Moreover, the decline in consumer spending has had little impact on inflation. The Personal Consumption Expenditures (PCE) price index, which accounts for the average amount of money consumers spend, rose by 0.3% in April, which is 2.5 times the historical average.
The yield on 5-year TIPS, which is calculated with an inflation adjustment, reached a low on December 6th and has since resumed growth. This is a fairly accurate indicator of inflationary sentiments in the business environment, and it is at least not decreasing. Given that the calculation of the annual inflation rate in May will start considering last year's low base, it can be assumed that inflation in the US will once again surprise with growth in the coming months.

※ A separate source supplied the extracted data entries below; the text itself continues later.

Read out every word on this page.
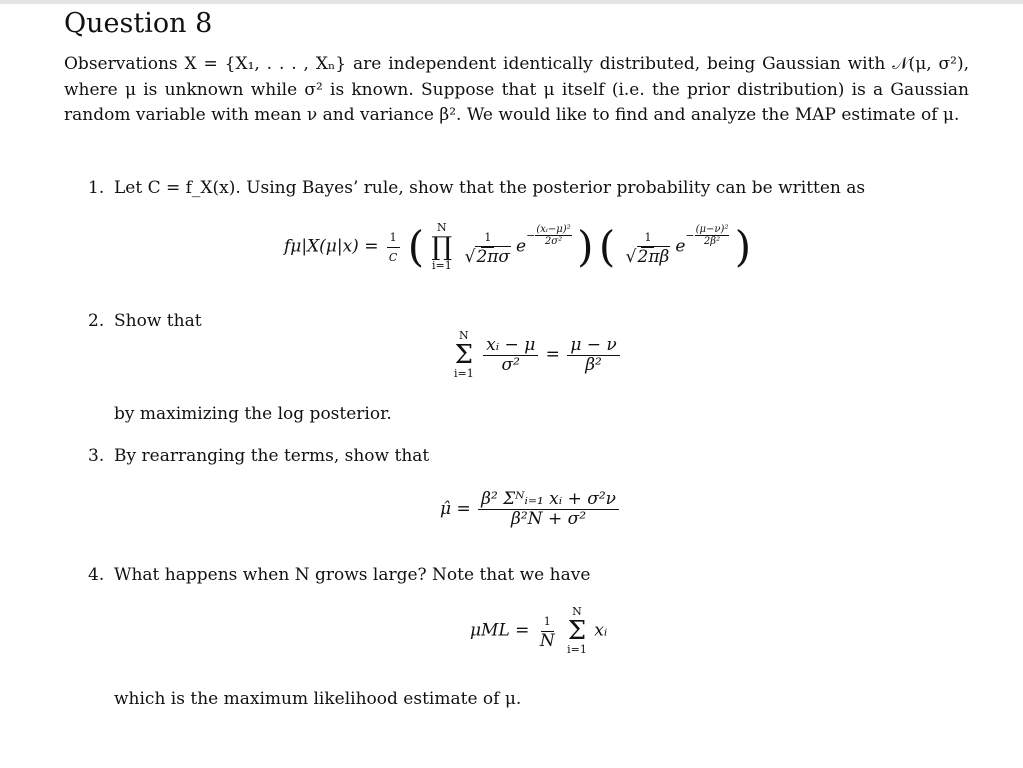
Question 8

Observations X = {X₁, . . . , Xₙ} are independent identically distributed, being Gaussian with 𝒩(μ, σ²), where μ is unknown while σ² is known. Suppose that μ itself (i.e. the prior distribution) is a Gaussian random variable with mean ν and variance β². We would like to find and analyze the MAP estimate of μ.

1. Let C = f_X(x). Using Bayes’ rule, show that the posterior probability can be written as
$f\mu|X(\mu|x) = \frac{1}{C}$ ( N
∏
i=1
$\frac{1}{√2\pi\sigma} e-$ (xᵢ−μ)²
2σ² ) ( $\frac{1}{√2\pi\beta} e- (\mu-\nu)^2$
2β² )
2. Show that
N
Σ
i=1
$\frac{\text{xᵢ − μ}}{\text{σ²}} = \frac{\mu - \nu}{\text{β²}}$
by maximizing the log posterior.
3. By rearranging the terms, show that
μ̂ = $\frac{\text{β² Σᴺᵢ₌₁ xᵢ + σ²ν}}{\text{β²N + σ²}}$
4. What happens when N grows large? Note that we have
$\mu ML = \frac{1}{N}$
N
Σ
i=1
xᵢ
which is the maximum likelihood estimate of μ.
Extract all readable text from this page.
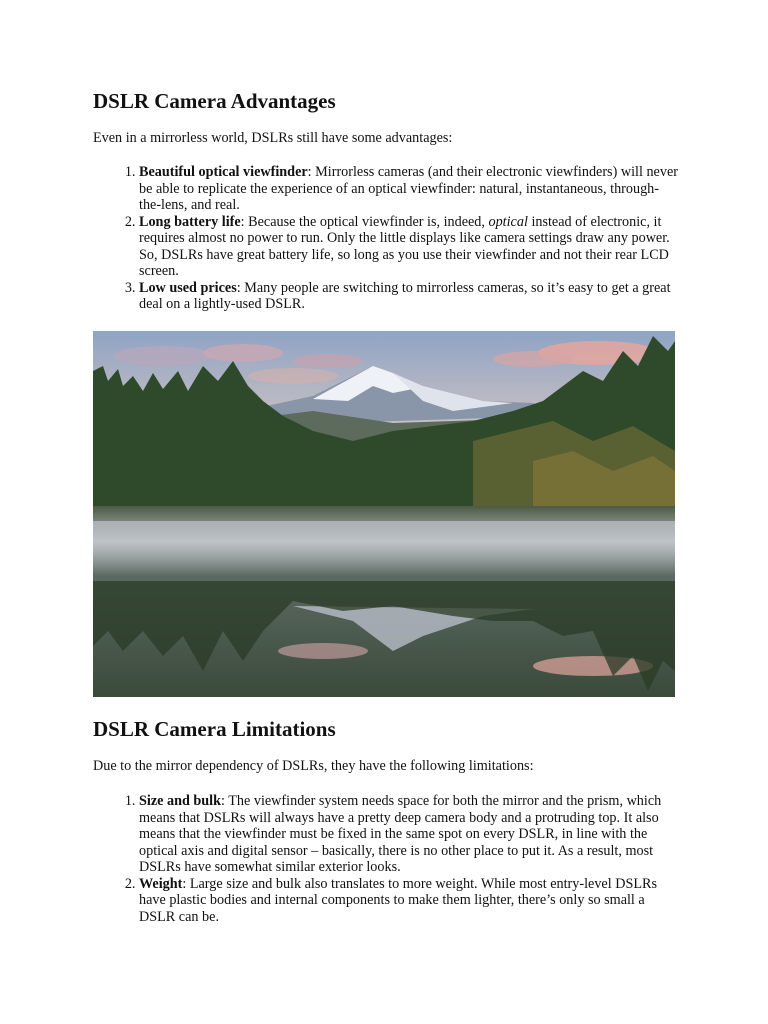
DSLR Camera Advantages

Even in a mirrorless world, DSLRs still have some advantages:

1. Beautiful optical viewfinder: Mirrorless cameras (and their electronic viewfinders) will never be able to replicate the experience of an optical viewfinder: natural, instantaneous, through-the-lens, and real.
2. Long battery life: Because the optical viewfinder is, indeed, optical instead of electronic, it requires almost no power to run. Only the little displays like camera settings draw any power. So, DSLRs have great battery life, so long as you use their viewfinder and not their rear LCD screen.
3. Low used prices: Many people are switching to mirrorless cameras, so it’s easy to get a great deal on a lightly-used DSLR.
DSLR Camera Limitations

Due to the mirror dependency of DSLRs, they have the following limitations:

1. Size and bulk: The viewfinder system needs space for both the mirror and the prism, which means that DSLRs will always have a pretty deep camera body and a protruding top. It also means that the viewfinder must be fixed in the same spot on every DSLR, in line with the optical axis and digital sensor – basically, there is no other place to put it. As a result, most DSLRs have somewhat similar exterior looks.
2. Weight: Large size and bulk also translates to more weight. While most entry-level DSLRs have plastic bodies and internal components to make them lighter, there’s only so small a DSLR can be.
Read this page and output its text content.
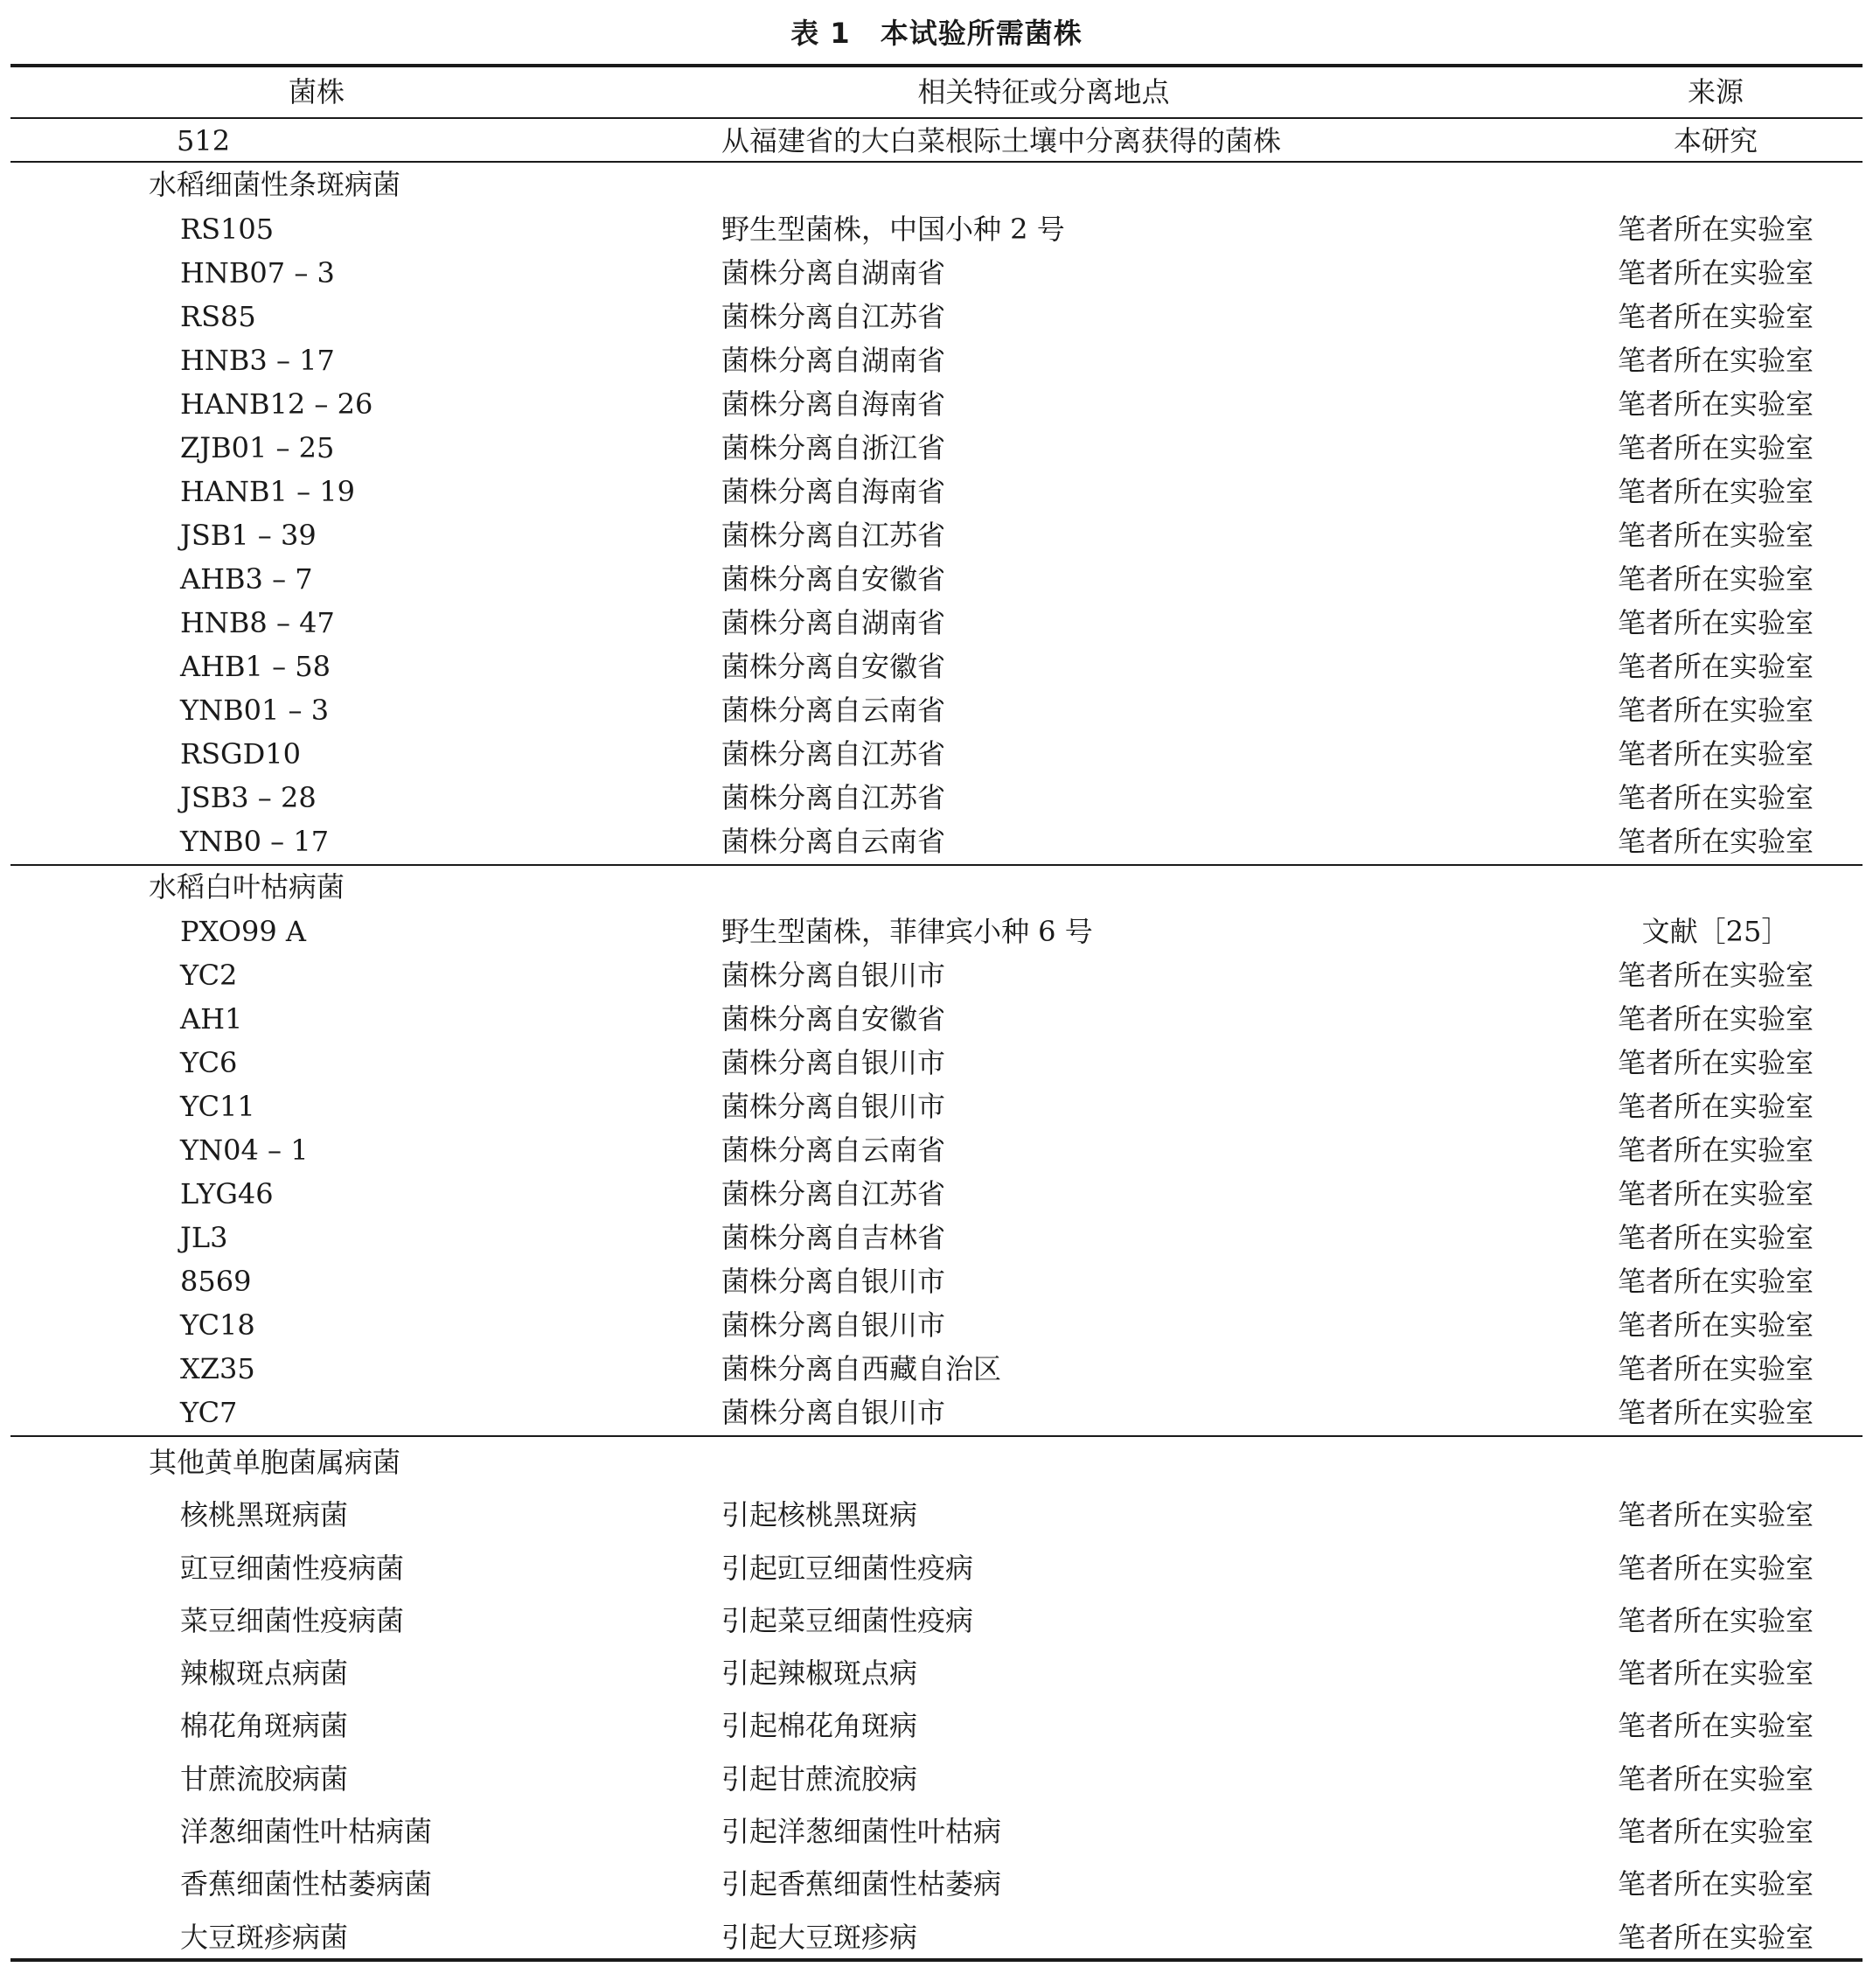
表 1 本试验所需菌株
菌株	相关特征或分离地点	来源
512	从福建省的大白菜根际土壤中分离获得的菌株	本研究
水稻细菌性条斑病菌
RS105	野生型菌株，中国小种 2 号	笔者所在实验室
HNB07 – 3	菌株分离自湖南省	笔者所在实验室
RS85	菌株分离自江苏省	笔者所在实验室
HNB3 – 17	菌株分离自湖南省	笔者所在实验室
HANB12 – 26	菌株分离自海南省	笔者所在实验室
ZJB01 – 25	菌株分离自浙江省	笔者所在实验室
HANB1 – 19	菌株分离自海南省	笔者所在实验室
JSB1 – 39	菌株分离自江苏省	笔者所在实验室
AHB3 – 7	菌株分离自安徽省	笔者所在实验室
HNB8 – 47	菌株分离自湖南省	笔者所在实验室
AHB1 – 58	菌株分离自安徽省	笔者所在实验室
YNB01 – 3	菌株分离自云南省	笔者所在实验室
RSGD10	菌株分离自江苏省	笔者所在实验室
JSB3 – 28	菌株分离自江苏省	笔者所在实验室
YNB0 – 17	菌株分离自云南省	笔者所在实验室
水稻白叶枯病菌
PXO99 A	野生型菌株，菲律宾小种 6 号	文献［25］
YC2	菌株分离自银川市	笔者所在实验室
AH1	菌株分离自安徽省	笔者所在实验室
YC6	菌株分离自银川市	笔者所在实验室
YC11	菌株分离自银川市	笔者所在实验室
YN04 – 1	菌株分离自云南省	笔者所在实验室
LYG46	菌株分离自江苏省	笔者所在实验室
JL3	菌株分离自吉林省	笔者所在实验室
8569	菌株分离自银川市	笔者所在实验室
YC18	菌株分离自银川市	笔者所在实验室
XZ35	菌株分离自西藏自治区	笔者所在实验室
YC7	菌株分离自银川市	笔者所在实验室
其他黄单胞菌属病菌
核桃黑斑病菌	引起核桃黑斑病	笔者所在实验室
豇豆细菌性疫病菌	引起豇豆细菌性疫病	笔者所在实验室
菜豆细菌性疫病菌	引起菜豆细菌性疫病	笔者所在实验室
辣椒斑点病菌	引起辣椒斑点病	笔者所在实验室
棉花角斑病菌	引起棉花角斑病	笔者所在实验室
甘蔗流胶病菌	引起甘蔗流胶病	笔者所在实验室
洋葱细菌性叶枯病菌	引起洋葱细菌性叶枯病	笔者所在实验室
香蕉细菌性枯萎病菌	引起香蕉细菌性枯萎病	笔者所在实验室
大豆斑疹病菌	引起大豆斑疹病	笔者所在实验室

If the risk of a recession becomes apparent, the government will be forced to launch a new stimulus program. However, the budget deficit as a percentage of GDP is already at its highest since 2012, excluding the COVID-19 years of 2020/21. The launch of a stimulus program will increase the budget gap to $3-4 trillion, and this huge amount of securities will have to be sold to someone. Obviously, the main buyer could only be the Fed which implies a return to QE.
If events unfold this way, the dollar will become a weaker currency. It is likely that global investors are fearing a similar scenario. Regardless of how accurate our assumptions are, we must pay attention to their actions, which signal increasing volumes of USD sales.
The US dollar remains under pressure, and there are currently no reasons to expect a bullish pivot.